The bond sale allowed ACTA to reshape its profile to avoid projected debt service shortfalls and match anticipated revenue growth.

The rail corridor consists of a 20-mile multi-track rail system linking the yards and tracks at the ports with the transcontinental rail routes near downtown Los Angeles. The rail corridor, which began operation in 2002, consolidated freight rail traffic from 90 miles of pre-existing rail lines into an integrated system separate from non-rail traffic.

The restructuring uses capital appreciation bonds to reduce debt service in the early years, so it can avoid tapping shortfall advances from the ports of Los Angeles and Long Beach, said Kevin Scott, the authority’s chief financial officer.

Roughly one-third of cargo that comes out of the twin ports of Los Angeles and Long Beach is transported along the 20-mile rail corridor operated by the Alameda Corridor Transportation Authority, according to Fitch Ratings.

Alameda Transportation Corridor Authority

ACTA has an agreement with the ports in which it pays up to 40% of debt service if there are revenue shortfalls, but, Scott said, the authority has only had two shortfall advances of $5 million in 2011 and 2012.

“We have revenue that comes in from container fees and other charges,” Scott said. “That money flows into a protected fund to pay debt service, senior debt, subordinate and then second subordinate.”

On Jan. 23, the Alameda Corridor Transportation Authority priced $41.2 million of tax-exempt senior lien revenue refunding bonds, $10.9 million of taxable senior lien revenue refunding bonds, $29.7 million of tax-exempt subordinate lien revenue refunding bonds and $134.6 million of taxable subordinate lien revenue refunding bonds. The bonds are insured by Assured Guaranty Municipal Corp.

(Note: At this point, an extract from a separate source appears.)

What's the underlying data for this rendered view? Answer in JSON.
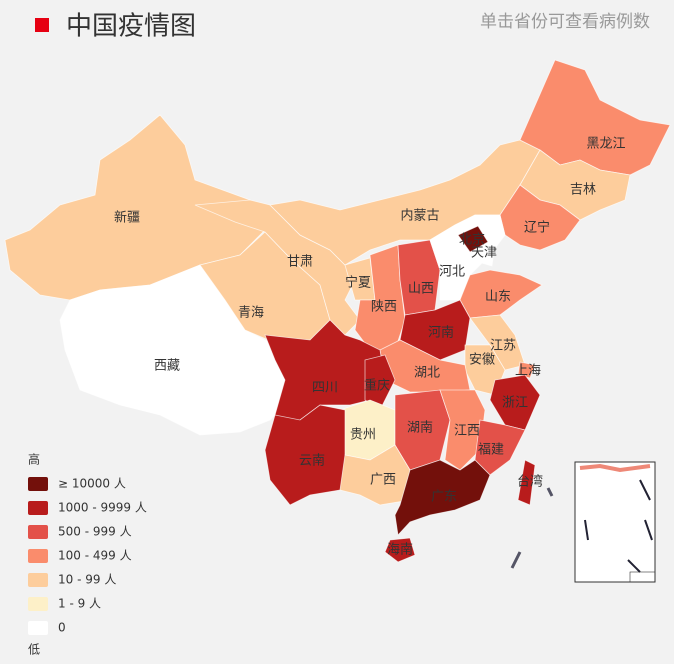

The senior debt received an A rating from Fitch Ratings, A-minus from S&P Global Ratings and A3 from Moody’s Investors Service. The subordinate debt received BBB-plus rating from Fitch, BBB-plus from S&P and Baa2 from Moody’s.

Bond proceeds along with ACTA cash and debt service reserve fund releases were used to fund the defeasance and purchase of certain tendered bonds.  The tender and restructuring of ACTA’s debt reduced aggregate debt service in fiscal years 2026-2033 by approximately $280 million.

J.P. Morgan Securities and RBC Capital Markets were co-senior managers, with Goldman Sachs, Ramirez & Co., and Siebert Williams Shank as co-managers. PFM Financial Advisors and Frasca & Associates were the co-financial advisors, O’Melveny & Myers was bond counsel, Sheppard, Mullin, Richter & Hampton was disclosure counsel and Nixon Peabody was tax counsel.

The authority could have issued up to $1.36 billion, based on a S&P Global Ratings report, which included the par amount of the debt at maturity being considered in the pre-issuance tender offer. The authority had $3.2 billion in outstanding debt as of Oct. 1, 2023, according to bond documents.

ACTA had assumed that roughly 20% of the 2026-2033 maturities for the series 1999A&C bonds, senior lien, and 2004A&B, subordinate lien, and 20% of the outstanding 2046 maturity of the 2022B bonds, senior lien would be tendered, with the proceeds of the 2024 issue used to fund the purchase.

“We had anticipated 20%, but it came in at 21% to 22% on the tender offer,” said Michael Leue, ACTA’s chief executive officer.

The tax-exempt series was oversubscribed 6.4 times and the taxables were oversubscribed 6.8 times, according to ACTA’s spokesman.

ACTA was able to renegotiate its operating agreement, which it originally stretched to 2037, out to 2062, which enabled it to address the higher bond payments coming up soon, by refinancing into longer majority dates, said Leue.

The authority had originally assumed its revenues would have doubled by this point, and its bonds were structured that way, but that’s a scenario that failed to materialize.

“The bonds were structured to mature in 2037 with a doubling of debt service in 2026. Revenues were expected to handle that doubling in debt service, but we haven’t been able to achieve those forecasts,” Scott said.

That was a fundamental shift that occurred from 2010-2016 in which cargo was going to warehouses near the ports rather than being transported directly by rail, Leue said. “That’s why the use and operating agreement was renegotiated and extended out.”

The debt is being restructured now, because the authority has a “big chunk of bonds callable in 2026,” Scott said.